There are other ways of using the ai's money against it, but they mostly seem like gaming to me again...

@ d'Arthez:- completely agree on the pop replen point. Its a rock and a hard place though, as you say. What is really needed is a seperate pool of money, one for economy, one for military. This would solve a lot of problems, but its impossible as RTW doesn't have that definition.

ziegenpeter
05-12-2009, 10:04
Well I recently discovered, that playing on M/H is going to be my prefered setting.
What bothers me about VH/M is that you have to fight stacks doubble the size of yours all the time - and win!
On M/H the ai is not that aggressive tiger on crack as on VH, but does its expansion and when it comes to a fight, its actually very interesting. Plus I am a very slow expansioner/conquerer or in Atraphoenix' terms: a house rule follower.

Titus Marcellus Scato
05-12-2009, 14:44
Interesting. I always play Medium battles so the AI doesn't get any bonuses.

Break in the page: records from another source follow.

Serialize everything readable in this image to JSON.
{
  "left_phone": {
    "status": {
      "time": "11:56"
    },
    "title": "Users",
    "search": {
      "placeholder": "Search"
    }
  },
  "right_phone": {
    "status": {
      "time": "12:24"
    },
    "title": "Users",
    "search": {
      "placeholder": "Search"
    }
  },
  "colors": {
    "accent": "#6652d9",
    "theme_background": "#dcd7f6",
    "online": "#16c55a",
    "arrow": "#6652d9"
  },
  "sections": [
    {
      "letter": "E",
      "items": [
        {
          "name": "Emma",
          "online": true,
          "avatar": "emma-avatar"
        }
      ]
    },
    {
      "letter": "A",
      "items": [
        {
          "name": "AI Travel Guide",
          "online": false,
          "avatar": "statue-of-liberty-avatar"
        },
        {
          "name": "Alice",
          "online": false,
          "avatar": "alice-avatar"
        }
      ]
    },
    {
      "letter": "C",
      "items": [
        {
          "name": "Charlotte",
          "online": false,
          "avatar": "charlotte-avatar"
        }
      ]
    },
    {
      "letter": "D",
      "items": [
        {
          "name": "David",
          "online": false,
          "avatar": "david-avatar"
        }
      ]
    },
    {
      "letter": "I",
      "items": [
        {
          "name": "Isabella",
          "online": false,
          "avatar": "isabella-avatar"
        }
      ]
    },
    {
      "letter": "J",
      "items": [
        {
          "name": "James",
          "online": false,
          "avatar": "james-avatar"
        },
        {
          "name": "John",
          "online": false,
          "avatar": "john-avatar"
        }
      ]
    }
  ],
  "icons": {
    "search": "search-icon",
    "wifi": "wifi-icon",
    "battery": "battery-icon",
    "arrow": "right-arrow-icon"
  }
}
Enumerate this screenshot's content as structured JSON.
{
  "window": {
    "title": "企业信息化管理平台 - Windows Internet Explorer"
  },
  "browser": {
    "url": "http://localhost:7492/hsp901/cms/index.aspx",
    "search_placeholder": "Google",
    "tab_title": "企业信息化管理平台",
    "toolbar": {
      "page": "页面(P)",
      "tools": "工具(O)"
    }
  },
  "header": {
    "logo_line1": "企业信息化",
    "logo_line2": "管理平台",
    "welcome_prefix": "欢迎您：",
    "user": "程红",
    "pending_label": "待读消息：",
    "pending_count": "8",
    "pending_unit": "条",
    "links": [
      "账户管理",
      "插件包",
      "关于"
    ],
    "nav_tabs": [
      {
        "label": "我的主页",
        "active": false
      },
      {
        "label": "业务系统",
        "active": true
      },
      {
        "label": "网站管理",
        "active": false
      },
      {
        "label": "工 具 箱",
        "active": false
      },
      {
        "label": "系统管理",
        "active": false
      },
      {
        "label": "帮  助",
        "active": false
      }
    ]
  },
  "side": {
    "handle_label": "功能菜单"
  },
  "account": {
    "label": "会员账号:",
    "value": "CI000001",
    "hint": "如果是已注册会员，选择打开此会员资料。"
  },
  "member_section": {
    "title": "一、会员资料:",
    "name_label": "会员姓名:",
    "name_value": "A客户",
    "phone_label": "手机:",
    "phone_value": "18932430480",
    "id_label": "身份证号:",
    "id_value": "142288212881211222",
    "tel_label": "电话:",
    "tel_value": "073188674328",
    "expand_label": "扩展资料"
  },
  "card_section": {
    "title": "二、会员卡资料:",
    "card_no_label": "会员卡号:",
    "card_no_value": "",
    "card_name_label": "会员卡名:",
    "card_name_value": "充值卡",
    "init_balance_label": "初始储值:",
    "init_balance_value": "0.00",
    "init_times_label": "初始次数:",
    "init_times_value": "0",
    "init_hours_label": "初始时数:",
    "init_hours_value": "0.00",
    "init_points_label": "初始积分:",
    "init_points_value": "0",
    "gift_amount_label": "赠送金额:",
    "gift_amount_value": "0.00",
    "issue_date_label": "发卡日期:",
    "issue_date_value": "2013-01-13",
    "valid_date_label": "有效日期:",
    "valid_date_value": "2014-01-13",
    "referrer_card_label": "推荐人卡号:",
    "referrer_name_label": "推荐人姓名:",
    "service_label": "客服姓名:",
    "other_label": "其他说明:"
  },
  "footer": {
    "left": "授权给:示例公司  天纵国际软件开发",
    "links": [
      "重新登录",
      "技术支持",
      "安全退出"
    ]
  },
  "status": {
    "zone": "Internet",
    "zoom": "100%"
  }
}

Also I always play according to the following mantra: 'spend as little mnai on the army as you can possibly get away with, and spend as much mnai on town improvements as you possibly can.' The aim is 'the cheapest army possible that will still be sufficient to achieve my objective'.

So I always buy the troops which present the best value for money - generally the cheaper ones. Unless they are really, really crap, like levy spearmen, and a slightly more expensive unit will suffer fewer losses in battle and thus save town population losses - which means more taxpayers left in the town, which means more mnai coming in.

I either have a smaller army than the enemy army I'm fighting, making the battle interesting because I'm outnumbered by the enemy, or I have a larger army, but with crap troops compared to theirs, making the battle interesting because my units are outclassed by the enemy and suffer heavy losses.

Later in the campaign, and if I'm absolutely rolling in mnai but don't have a town overcrowding problem, I buy mercenaries. Mercenaries are expensive, but don't reduce your town population, maximising your tax income.

ziegenpeter
05-12-2009, 15:45
Well I played like you, but when you spend a bit more for the army, fighting is actually fun.